Configuration options
Customize the workflow by changing the environment variables at the top:
| Variable | Description | Default |
|---|---|---|
AGENT_NAME | The name of the agent to test | (required) |
BSS_THRESHOLD | Minimum BSS score to pass the gate | 75 |
TEST_COUNT | Number of test cases to generate | 10 |
Choosing a threshold
| Use case | Recommended threshold |
|---|---|
| Early development | 50-60 |
| Staging / pre-production | 65-75 |
| Production deploy gate | 75-85 |
| Safety-critical agents | 85-95 |
Start with a threshold slightly below your current BSS score and raise it over time as your agent improves.
Other CI providers
The same approach works with GitLab CI. Add INVARIUM_API_KEY as a CI/CD variable in your GitLab project settings:
# .gitlab-ci.yml
invarium-test:
stage: test
image: python:3.11
script:
- pip install -r requirements.txt
- pip install invarium-mcp requests
- python3 scripts/run_invarium_tests.py
variables:
AGENT_NAME: customer-support-agent
BSS_THRESHOLD: "75"
TEST_COUNT: "10"Extract the test logic from the GitHub Actions workflow into a standalone Python script (scripts/run_invarium_tests.py) that handles generation, running, syncing, and threshold checking.
Tips
- Run on PRs, not just pushes. Testing on pull requests catches regressions before they merge. Testing on pushes to main gives you a baseline.

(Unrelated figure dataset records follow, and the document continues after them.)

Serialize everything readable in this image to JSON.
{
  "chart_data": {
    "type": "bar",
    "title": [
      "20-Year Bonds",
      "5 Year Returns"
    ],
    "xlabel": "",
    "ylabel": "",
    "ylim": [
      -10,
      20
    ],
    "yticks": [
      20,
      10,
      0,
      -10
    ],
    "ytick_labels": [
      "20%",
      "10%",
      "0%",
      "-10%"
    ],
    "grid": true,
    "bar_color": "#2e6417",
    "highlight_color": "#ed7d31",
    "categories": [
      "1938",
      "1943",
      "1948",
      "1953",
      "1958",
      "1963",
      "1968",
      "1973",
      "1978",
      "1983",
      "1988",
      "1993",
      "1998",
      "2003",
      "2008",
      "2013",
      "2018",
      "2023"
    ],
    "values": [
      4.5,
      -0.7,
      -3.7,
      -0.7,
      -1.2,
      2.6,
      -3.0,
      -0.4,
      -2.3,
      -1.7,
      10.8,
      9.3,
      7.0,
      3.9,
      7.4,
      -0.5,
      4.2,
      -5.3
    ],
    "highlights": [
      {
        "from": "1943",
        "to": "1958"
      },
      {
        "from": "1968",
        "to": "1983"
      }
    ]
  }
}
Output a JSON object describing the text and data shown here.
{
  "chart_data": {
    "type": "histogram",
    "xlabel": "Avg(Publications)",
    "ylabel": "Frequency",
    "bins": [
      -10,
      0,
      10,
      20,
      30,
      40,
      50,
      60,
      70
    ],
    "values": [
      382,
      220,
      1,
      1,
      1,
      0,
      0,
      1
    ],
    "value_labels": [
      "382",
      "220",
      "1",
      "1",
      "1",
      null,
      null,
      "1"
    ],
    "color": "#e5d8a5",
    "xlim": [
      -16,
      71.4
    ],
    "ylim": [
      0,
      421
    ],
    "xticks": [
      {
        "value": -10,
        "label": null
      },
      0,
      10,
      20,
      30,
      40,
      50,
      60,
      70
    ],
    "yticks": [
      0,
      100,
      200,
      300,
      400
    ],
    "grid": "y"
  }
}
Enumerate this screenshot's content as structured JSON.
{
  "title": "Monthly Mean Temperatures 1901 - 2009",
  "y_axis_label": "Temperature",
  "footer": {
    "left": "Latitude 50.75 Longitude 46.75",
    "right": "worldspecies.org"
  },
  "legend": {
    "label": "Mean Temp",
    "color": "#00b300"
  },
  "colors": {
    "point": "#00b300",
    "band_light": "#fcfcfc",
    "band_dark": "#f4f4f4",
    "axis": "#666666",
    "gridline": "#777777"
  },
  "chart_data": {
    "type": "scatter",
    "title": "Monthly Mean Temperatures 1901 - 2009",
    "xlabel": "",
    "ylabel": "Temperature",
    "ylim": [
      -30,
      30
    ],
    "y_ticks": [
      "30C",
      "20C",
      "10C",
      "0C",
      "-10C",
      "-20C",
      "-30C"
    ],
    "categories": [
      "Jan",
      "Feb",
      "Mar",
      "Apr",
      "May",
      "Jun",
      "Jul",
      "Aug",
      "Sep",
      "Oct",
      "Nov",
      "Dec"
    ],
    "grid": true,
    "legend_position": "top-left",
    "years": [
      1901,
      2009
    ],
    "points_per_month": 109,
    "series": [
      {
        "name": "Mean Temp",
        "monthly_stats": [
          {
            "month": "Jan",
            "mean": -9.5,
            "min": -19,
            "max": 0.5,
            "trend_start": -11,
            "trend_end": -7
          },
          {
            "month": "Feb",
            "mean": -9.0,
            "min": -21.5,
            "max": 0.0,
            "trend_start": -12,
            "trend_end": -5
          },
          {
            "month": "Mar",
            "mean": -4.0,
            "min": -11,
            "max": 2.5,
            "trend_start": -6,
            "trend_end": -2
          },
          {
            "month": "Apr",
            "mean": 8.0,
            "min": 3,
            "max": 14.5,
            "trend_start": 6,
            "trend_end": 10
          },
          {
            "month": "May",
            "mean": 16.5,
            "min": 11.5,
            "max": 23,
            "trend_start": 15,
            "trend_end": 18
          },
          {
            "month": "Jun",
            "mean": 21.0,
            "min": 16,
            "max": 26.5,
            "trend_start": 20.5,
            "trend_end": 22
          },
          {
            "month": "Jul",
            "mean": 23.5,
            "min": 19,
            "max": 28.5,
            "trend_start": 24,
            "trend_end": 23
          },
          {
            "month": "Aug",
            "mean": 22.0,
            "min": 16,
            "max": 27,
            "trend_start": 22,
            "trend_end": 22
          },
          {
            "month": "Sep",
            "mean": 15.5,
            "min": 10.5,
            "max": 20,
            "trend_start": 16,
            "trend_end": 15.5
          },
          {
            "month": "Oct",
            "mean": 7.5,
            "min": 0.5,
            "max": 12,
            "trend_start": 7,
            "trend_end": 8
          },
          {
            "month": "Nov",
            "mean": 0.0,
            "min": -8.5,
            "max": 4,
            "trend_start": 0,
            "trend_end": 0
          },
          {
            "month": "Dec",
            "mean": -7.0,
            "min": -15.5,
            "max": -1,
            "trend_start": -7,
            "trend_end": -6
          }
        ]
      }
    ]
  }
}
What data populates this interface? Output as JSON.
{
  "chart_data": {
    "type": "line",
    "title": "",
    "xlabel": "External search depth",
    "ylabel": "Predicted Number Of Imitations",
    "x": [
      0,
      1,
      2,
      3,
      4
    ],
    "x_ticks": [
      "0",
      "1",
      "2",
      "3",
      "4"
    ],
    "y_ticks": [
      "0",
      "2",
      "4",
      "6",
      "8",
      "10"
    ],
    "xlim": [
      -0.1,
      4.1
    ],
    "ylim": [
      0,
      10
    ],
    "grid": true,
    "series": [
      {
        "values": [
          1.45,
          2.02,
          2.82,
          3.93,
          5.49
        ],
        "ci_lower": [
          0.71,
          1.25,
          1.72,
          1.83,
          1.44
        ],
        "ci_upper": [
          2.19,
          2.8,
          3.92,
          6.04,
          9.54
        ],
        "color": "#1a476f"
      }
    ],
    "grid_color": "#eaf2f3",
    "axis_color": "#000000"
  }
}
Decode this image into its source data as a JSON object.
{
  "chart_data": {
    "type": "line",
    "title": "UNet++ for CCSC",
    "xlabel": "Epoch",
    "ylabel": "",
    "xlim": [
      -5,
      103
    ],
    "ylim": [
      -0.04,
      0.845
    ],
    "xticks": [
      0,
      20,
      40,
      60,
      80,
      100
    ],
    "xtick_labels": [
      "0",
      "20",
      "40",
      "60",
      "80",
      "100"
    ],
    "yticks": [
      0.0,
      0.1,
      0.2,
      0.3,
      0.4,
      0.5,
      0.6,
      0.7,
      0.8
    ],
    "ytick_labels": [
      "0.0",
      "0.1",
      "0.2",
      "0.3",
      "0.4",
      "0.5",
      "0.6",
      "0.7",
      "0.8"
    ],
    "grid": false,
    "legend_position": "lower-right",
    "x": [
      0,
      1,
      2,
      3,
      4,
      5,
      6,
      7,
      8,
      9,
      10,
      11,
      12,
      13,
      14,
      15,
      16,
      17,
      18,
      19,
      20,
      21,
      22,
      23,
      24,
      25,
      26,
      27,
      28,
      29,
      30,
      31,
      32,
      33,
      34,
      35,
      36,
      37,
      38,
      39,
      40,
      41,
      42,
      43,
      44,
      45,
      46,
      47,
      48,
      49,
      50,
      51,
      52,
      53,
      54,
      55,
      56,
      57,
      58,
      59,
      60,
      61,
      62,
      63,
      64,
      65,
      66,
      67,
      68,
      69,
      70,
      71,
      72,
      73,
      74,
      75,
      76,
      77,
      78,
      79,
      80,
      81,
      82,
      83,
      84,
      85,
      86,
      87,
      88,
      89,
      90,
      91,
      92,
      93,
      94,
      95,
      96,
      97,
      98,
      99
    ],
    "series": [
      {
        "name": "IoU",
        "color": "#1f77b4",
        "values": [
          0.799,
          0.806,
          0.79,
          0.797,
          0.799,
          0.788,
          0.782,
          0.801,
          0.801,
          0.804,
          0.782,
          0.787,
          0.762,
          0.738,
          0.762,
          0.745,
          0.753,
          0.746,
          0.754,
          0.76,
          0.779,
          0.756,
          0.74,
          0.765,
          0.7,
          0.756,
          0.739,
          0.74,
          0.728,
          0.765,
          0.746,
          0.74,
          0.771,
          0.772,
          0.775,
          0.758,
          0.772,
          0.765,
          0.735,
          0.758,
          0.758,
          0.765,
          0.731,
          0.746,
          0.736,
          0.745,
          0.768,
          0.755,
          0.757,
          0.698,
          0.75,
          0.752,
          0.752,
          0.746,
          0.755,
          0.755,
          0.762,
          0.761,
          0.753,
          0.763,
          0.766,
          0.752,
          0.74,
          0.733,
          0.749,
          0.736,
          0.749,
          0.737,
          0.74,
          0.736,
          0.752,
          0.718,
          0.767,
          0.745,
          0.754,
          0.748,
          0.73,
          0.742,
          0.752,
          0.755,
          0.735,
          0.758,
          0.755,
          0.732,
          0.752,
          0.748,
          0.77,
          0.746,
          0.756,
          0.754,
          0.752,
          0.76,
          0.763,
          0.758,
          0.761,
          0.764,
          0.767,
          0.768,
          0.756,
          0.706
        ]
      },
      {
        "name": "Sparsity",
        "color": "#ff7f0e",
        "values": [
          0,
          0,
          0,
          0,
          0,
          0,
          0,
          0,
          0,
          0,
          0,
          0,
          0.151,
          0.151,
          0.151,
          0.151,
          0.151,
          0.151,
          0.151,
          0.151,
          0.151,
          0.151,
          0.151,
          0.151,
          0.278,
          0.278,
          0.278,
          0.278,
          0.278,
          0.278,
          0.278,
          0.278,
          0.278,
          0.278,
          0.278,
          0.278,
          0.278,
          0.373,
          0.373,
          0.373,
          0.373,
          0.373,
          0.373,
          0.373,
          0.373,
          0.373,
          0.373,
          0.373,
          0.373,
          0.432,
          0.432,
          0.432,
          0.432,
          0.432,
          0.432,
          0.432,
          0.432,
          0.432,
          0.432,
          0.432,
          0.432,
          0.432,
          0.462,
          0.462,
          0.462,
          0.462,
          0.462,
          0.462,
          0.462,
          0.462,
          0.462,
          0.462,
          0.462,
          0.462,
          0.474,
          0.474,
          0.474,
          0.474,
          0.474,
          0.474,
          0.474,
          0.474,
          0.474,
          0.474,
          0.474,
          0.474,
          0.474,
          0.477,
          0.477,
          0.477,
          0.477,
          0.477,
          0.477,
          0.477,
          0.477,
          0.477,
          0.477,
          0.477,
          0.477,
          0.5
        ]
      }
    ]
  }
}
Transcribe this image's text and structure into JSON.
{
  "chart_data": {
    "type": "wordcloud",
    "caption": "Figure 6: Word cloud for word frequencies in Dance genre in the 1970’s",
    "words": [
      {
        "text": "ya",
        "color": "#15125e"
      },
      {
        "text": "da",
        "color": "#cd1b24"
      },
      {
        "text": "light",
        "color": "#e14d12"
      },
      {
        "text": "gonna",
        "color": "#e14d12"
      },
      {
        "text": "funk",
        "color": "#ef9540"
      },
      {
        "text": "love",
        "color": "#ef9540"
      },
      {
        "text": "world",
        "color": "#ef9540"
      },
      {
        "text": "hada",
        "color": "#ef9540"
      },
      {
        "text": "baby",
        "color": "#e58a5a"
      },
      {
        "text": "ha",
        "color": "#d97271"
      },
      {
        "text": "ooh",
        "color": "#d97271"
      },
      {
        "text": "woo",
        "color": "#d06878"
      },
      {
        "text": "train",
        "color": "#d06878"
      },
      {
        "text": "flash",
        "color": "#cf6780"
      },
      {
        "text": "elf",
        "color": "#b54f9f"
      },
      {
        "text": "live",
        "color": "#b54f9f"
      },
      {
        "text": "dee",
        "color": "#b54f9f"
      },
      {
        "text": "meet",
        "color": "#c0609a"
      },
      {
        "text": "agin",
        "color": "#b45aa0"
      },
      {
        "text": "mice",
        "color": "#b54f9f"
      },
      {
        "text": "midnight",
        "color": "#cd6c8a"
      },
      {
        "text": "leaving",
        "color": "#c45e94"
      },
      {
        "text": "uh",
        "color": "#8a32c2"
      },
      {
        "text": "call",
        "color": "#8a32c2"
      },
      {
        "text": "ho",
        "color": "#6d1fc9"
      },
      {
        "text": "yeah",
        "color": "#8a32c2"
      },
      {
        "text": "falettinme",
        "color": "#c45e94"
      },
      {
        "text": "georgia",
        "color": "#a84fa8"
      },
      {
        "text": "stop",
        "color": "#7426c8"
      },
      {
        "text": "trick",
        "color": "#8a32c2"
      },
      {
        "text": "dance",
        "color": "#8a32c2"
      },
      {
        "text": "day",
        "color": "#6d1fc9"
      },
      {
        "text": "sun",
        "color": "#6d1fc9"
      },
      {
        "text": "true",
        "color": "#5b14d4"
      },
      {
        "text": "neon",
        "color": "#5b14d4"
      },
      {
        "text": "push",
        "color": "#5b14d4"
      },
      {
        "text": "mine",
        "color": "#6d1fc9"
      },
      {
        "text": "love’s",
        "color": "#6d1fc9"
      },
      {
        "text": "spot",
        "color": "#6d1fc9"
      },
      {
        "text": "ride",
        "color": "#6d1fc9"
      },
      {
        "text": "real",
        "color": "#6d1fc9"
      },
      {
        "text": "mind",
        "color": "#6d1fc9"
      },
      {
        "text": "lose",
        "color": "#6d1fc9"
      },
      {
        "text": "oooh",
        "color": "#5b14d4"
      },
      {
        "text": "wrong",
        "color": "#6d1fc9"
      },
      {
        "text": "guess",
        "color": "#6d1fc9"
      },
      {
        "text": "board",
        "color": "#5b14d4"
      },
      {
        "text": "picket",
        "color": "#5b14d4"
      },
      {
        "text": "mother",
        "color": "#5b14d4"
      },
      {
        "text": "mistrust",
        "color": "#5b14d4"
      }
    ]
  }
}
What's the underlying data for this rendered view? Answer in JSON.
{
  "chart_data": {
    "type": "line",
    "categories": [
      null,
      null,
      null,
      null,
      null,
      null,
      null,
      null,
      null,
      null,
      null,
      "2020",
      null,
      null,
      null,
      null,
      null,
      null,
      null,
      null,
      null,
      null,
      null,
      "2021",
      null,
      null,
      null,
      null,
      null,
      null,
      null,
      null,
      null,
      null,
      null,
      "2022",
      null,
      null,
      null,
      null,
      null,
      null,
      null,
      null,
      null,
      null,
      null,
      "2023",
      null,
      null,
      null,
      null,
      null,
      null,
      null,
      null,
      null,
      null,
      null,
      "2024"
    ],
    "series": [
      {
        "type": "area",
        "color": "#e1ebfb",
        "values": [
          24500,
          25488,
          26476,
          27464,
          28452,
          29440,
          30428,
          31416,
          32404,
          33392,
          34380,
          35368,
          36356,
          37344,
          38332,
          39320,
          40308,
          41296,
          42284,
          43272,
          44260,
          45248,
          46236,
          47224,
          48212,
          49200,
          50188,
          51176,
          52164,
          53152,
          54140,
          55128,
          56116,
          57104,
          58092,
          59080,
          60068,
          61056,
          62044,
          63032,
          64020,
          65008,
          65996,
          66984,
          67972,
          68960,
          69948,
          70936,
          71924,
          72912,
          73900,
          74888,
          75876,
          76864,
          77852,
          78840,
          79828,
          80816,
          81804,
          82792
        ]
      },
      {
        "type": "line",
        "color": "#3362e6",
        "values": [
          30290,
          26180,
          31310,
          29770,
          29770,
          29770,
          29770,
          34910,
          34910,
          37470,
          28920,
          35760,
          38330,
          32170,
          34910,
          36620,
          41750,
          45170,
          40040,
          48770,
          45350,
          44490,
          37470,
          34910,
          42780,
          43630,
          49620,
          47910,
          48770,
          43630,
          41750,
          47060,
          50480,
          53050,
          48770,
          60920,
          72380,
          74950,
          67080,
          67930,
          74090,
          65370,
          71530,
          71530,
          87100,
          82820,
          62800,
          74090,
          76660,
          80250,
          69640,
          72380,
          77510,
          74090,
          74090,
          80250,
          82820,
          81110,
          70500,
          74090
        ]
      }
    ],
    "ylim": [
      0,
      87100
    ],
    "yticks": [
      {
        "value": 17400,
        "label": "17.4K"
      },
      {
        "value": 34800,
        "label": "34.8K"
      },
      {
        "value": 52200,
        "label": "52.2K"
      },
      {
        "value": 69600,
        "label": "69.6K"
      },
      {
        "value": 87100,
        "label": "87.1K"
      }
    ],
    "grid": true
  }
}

- Keep test count manageable. 10-20 tests is usually enough for a CI gate. Save larger test suites (50-100 tests) for nightly or weekly runs.
- Use
complexity: 'mixed'in CI to cover a range of difficulty levels. Usecomplexity: 'complex'for more thorough nightly runs. - Monitor CI test duration. If the workflow takes too long, reduce test count or run tests in parallel.
- Set up dashboard alerts. Configure quality gate alerts to notify your team when the BSS score changes significantly.